In today’s commercial world, it’s important to know how to save and invest your money and ensure you’re financially free. The process of saving this money is known as accumulation and it requires one to be smart about how they invest.
The process of accumulation and distribution is one that takes a few years to master, but once you do, you’ll be able to know exactly how to use your money.
What is accumulation and distribution?
Accumulation is the process of building up your wealth so that it can serve you well when you need. It also means investing in a smart way. We work tirelessly, so why allow our money to lie lazily in a savings account? Every drop counts and drop by drop an ocean can be filled. It requires you to make smart analytical moves and identify the exact goals you want to accomplish in your life.
Distribution, on the other hand, is to spend the money you’ve accumulated to fulfil the goals and live a happy and satisfied life. This satisfaction leads to higher productivity in our life and enhances our earning potential to achieve bigger goals. Thus, the cycle of accumulation and distribution moves on.
Why is it important to save up for accumulation?
The more you’re able to save and invest money, the faster this money will grow. This is the result of compound interest. Compound interest is also known as the eighth wonder of the world.
Proper compounding allows you to accumulate interest directly on the original investment, along with interest on the interest itself. So, the accumulated amount is way above the original amount.
What’s the best age to start accumulating?
There’s no real “best age”. The moment you start earning your own money, you should begin accumulating.

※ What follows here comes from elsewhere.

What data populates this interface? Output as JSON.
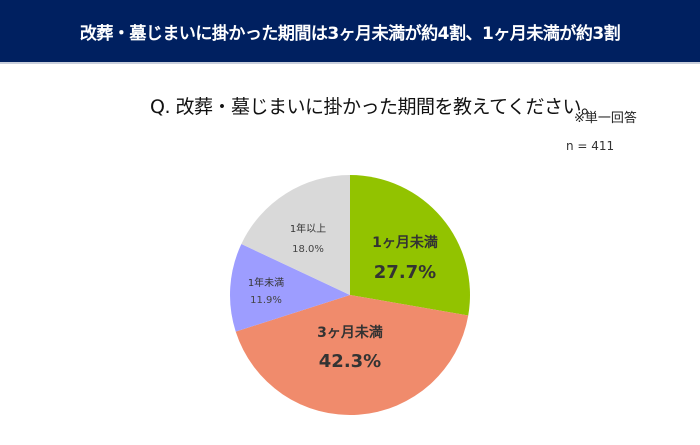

The normal equation is Income – Expenses = Savings
We need to modify this to : Income – Savings = Expenses
This means you need to control your expenses and can put away a fixed amount of money earned (say 30%) so that you can begin the process. You could also increase or decrease the amount based on your comfort at that time.
How to accumulate?
The best way to begin accumulating is to save the moment you get your income or salary. A lot of people make the mistake of saving their money right after they reach the end of their expenditure cycle. This is not a good practice because the more money you have in hand, the harder it is to resist spending it.
The moment you receive your salary, put away some percentage of it as investments into equity mutual funds and bonds which compound over time. After that, you can use the rest of the money for your expenditure. By doing so, you also understand how to manage your finances better, allowing you to make smart investments.
What’s a good benchmark to accumulate to?
Rather than setting a benchmark on the amount you can accumulate, it’s more important that you set the right goals. Your goals can vary depending on what you want from life. This can be anything from saving for your childrens’ futures, a new car, vacation time, retirement money and so on.
These are the goals that give you an understanding of how much you need to save rather than just one lump sum. By budgeting your savings, you will soon be able to smartly invest in the things you want to achieve, at the right time in life.
It’s important that you learn how to distribute your money as well because that’s what gives you a sense of accomplishment.
How do you distribute?
By distributing from the pool of money you’ve accumulated, it becomes easier for you to allocate the right amount to your goals. Once you reach a particular accumulation target, distribution can either be as a single withdrawal or at regular intervals. In both scenarios, you need to plan for it in a systematic manner.
This is important because markets continue to fluctuate on a daily basis and just like one uses monthly investments to average out entry levels, one needs to plan for averaging out at the time of exit. In case of a single withdrawal, this can be over 3 – 4 months. On the other hand, for withdrawal at regular intervals, the planning needs to be more detailed based on time horizon and requirement.
The ultimate goal is to have enough investments which last till you until you survive. You will have enough money in your bank so you don’t have to depend on anyone during your retirement years.